Canned Questions and Pickled Answers
Why do so many people miss the obvious? Anyone involved in hiring knows there is a big difference between acing an interview and acing a job. Furthermore, as we all know, working in a job we neither like nor have the skills for is a painful experience. I can understand this kind of clueless interview recommendation coming from an inexperienced hiring manager; but, should we accept this advice from someone who either passes himself off as an expert or who recruits for a living? After all, screening applicants based on job qualifications is the recruiter's job, isn't it?
Knowing What You Need
If knowing what to look for in an applicant seems so simple, why do so many people get it wrong? For one thing, it's not as simple as knowing the results you want to achieve. Results do not tell you how a job was done -- or even who did it -- they are the scores at the end of the game. They do not tell you what the player did, when, or why the player did it. Knowing just the results can lead to unfounded assumptions about the skills used to achieve them. You need more; otherwise your assumptions will produce hiring mistakes. Let's use Olympic skiing as an example.
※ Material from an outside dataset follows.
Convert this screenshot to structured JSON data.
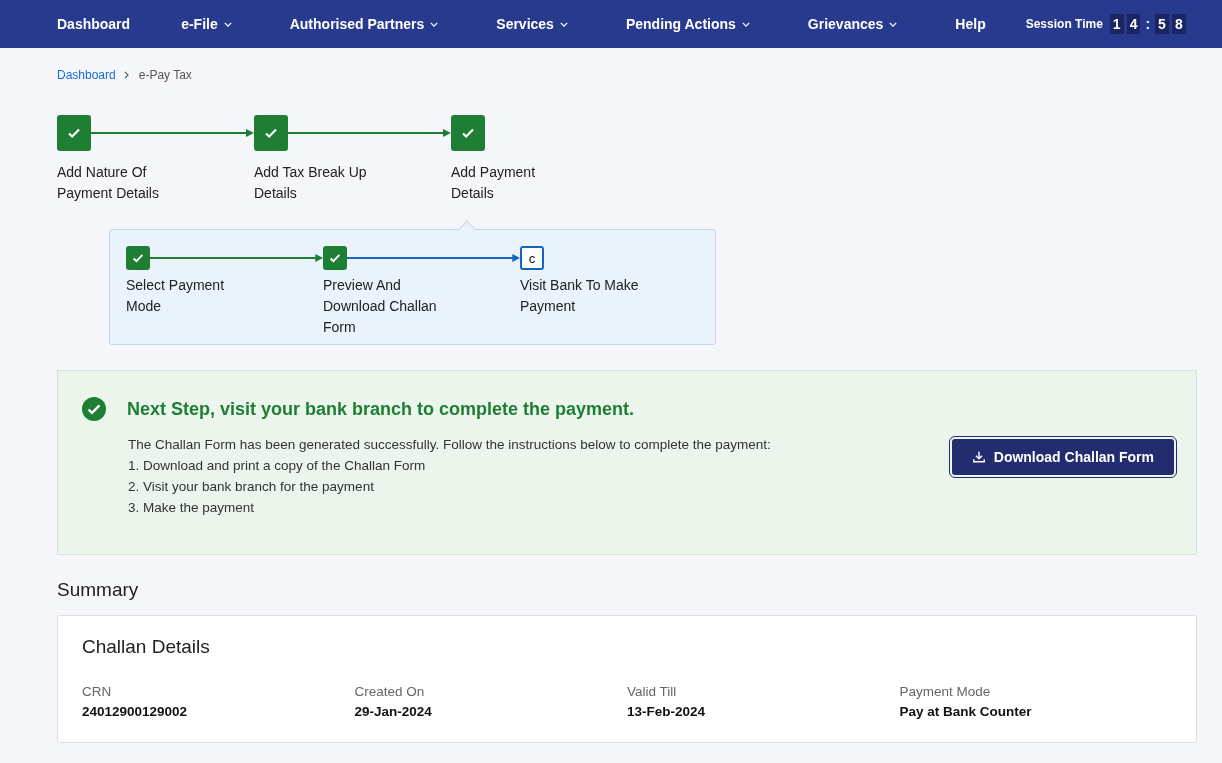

The competitor's objective is to get to the bottom of the hill faster than anyone else. Simple enough, right? That hill, however, is covered with a mile and a half of snow and ice in various conditions: powdery, packed, icy, slushy, smooth, bumpy, etc. Course conditions can also change rapidly due to sunshine, clouds, falling snow, rain, wind, and the tracks of other racers. So the skier is only partially in control. Between the start house and the podium lies a wilderness of unpredictable and dynamic conditions -- not to mention lingering injuries, equipment issues, and the like -- that are beyond his or her control, yet can dramatically affect the results of the race. The same is true of job-holders.
Although we treat other people as if they are in total control of their performance, we reserve the right to make excuses for our own behavior. Psychologists call this fundamental attribution error. That is, you are totally responsible for whatever happens to you -- but I am entitled to blame others for whatever happens to me. Attribution error interferes with hiring decisions every time we hear a candidate tell us he was unsuccessful.
Fundamental attribution error addresses only one part of the human condition; halo is another. Humans tend to use snippets of information to make sweeping assumptions about other abilities. This is called the halo/horns effect:
- What? You misspelled the word disenfranchise? You must be a complete doddering idiot who needs help tying his shoes!
- What? You reduced the overall consumption of paper clips in your last job? You are obviously qualified for our presidential suite!
How often have you heard someone suggest the first two minutes of an interview make or break a candidate? Do you honestly believe someone's entire career-skill set can be measured in two minutes? The halo/horns effect causes us to make errors both for and against every candidate.
To summarize, there are many insidious forces actively at work whenever applicant, recruiter, or hiring manager meet: silly interview questions; fundamental attribution error; halo and horns; unclear expectations; and, assuming that results and skills are related. It's a mystery why more hiring decisions aren't disasters!
The recruiting field is awash in nonsense and bad advice. This leads organizations to hire too many wrong people and reject too many right ones. Experts estimate that the cost of poor hiring ranges anywhere between 20% to 50% of base salary.
Being passionate about a hiring methodology and being able to prove it is valid and reliable are not the same thing. If a product or report seems off-target, ask to see studies proving scores actually predict job performance. Look at the vendor's professional credentials to see if they belong to the right associations (SIOP). Or simply ask if the product was specifically developed to predict job performance. Claims from a vendor making that sound too good to be true are no different than the emails announcing your lottery winnings. A little common sense and education can make a world of difference.